Drug companies are required to do research and to find their own funding.  That is not true of nutrition.

Everyone should be lobbying for more independent funding for nutrition research.

Dec 8 2023

Weekend reading: The Upstairs Delicatessen

Dwight Garner.  The Upstairs Delicatessen: On Eating, Reading, Reading about Eating, & Eating While Reading.  Farrar Straus & Giroux, 2023. 244 pages.

This book was given to me by my editor at Farrar Straus & Giroux (which is publishing the new edition of What to Eat in 2025).

And what a fun read it is.

For one thing, the title describes exactly how this book is constructed.
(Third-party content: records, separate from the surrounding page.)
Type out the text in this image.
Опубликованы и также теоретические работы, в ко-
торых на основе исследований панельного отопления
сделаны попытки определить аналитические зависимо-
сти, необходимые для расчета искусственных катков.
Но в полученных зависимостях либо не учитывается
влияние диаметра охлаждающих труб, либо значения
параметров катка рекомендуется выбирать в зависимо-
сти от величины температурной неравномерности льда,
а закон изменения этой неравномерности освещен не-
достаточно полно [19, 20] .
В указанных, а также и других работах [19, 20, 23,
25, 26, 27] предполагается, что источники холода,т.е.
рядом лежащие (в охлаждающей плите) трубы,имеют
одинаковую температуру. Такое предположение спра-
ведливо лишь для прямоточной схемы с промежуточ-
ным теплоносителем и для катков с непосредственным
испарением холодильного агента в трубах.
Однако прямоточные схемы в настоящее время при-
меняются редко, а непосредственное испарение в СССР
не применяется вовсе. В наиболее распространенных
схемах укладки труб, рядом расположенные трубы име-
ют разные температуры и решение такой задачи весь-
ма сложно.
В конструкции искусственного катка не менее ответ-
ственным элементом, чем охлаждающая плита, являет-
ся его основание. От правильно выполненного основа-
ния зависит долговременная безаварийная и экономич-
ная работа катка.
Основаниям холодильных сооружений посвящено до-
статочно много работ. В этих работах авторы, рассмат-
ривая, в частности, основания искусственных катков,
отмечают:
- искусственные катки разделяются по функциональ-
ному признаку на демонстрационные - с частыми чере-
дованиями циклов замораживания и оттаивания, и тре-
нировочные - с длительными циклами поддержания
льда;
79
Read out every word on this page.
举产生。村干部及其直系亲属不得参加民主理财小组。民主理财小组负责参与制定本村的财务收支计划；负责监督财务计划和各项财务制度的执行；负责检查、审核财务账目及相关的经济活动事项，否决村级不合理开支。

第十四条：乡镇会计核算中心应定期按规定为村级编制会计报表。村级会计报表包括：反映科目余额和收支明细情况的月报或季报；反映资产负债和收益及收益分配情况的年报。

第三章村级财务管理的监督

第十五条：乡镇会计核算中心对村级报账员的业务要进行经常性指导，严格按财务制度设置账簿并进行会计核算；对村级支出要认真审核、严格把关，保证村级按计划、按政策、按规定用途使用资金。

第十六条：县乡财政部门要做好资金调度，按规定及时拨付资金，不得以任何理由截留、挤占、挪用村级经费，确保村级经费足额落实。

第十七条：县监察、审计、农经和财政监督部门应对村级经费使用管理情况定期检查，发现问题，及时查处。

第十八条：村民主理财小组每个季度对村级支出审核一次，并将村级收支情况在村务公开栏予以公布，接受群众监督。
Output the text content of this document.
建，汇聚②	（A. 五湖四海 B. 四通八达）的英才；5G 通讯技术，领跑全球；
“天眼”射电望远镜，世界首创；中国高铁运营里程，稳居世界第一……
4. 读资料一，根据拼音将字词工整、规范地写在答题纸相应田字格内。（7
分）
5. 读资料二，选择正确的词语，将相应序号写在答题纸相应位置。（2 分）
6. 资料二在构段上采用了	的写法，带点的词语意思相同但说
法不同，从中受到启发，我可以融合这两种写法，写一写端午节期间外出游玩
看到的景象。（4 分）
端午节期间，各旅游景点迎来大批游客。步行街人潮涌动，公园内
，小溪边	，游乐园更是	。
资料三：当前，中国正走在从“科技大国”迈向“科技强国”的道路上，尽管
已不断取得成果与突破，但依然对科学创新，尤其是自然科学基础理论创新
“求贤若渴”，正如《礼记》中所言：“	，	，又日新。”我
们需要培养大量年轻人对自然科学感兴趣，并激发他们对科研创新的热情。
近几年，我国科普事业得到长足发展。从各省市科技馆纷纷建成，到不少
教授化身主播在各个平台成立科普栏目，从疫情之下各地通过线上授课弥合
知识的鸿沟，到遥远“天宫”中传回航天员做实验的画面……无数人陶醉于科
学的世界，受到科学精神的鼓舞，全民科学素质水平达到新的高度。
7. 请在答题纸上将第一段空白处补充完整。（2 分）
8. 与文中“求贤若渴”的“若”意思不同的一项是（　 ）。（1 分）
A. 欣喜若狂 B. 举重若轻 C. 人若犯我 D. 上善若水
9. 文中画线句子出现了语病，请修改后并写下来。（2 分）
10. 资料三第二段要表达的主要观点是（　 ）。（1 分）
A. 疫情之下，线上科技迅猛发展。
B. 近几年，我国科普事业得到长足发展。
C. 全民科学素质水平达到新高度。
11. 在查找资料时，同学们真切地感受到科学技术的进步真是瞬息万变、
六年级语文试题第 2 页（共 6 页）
Garner (who I don’t know but wish I did) reviews books for the New York Times (his most recent is a review of Fuchcia Dunlop’s history of Chinese food).

He, as it turns out, is one serious foodie.

In this memoir of sorts, he notes what everyone he reads—and he reads everything—has to say about food.  The name-dropping result takes getting used to.  Here is an example from the chapter on shopping for food.

I push past the onions and put two leeks into my cart.  I like to slice off the tops, when cooking with them, and set them on the windowsill, where the crazy tendrils wave like Struwwelpeter’s hair in the children’s book by Heinrich Hoffmann…I take some arugula.  In Jonathan Franzen’s novel The Corrections, a failed academic named Chip eats arugula that’s “so strong it made his eyes water, like a paragraph of Thoreau.”  Arugula wasn’t well-known in America before the eighties.  When farmers began to grow it in California, they didn’t know how much to charge.  Cree’s [Garner’s wife’s] father, Bruce explained that in Europe the cost was roughtly equal to a pack of cigarettes.  According to Joyce Goldstein, in her book Insie the California Food Revolution, farmers listened to him and initially pegged arugula prices to the cost of Bruce’s Lucky Strikes.

This is all a great introduction to who is writing what about food, and wonderfully gossipy about people I’ve read too (and occasionally have met).

But wait.  How come he’s not quoting me?

I went right to the Index’s pages and pages of names.

Bingo!  There I am on page 93.

By now we’ve all read our Eric Schlosser, our Alice Waters, our Marion Nestle, our Michael Pollan.  These are first-rate writers and thinkers, and God bless them, but they can’t help, at times, sounding sanctimonious.

I am deeply honored by—and adore —being grouped with Schlosser, Waters, and Pollan.

But, ouch.  Sanctimonious?  Moi?

Oh well.  I enjoyed reading the book.  A lot.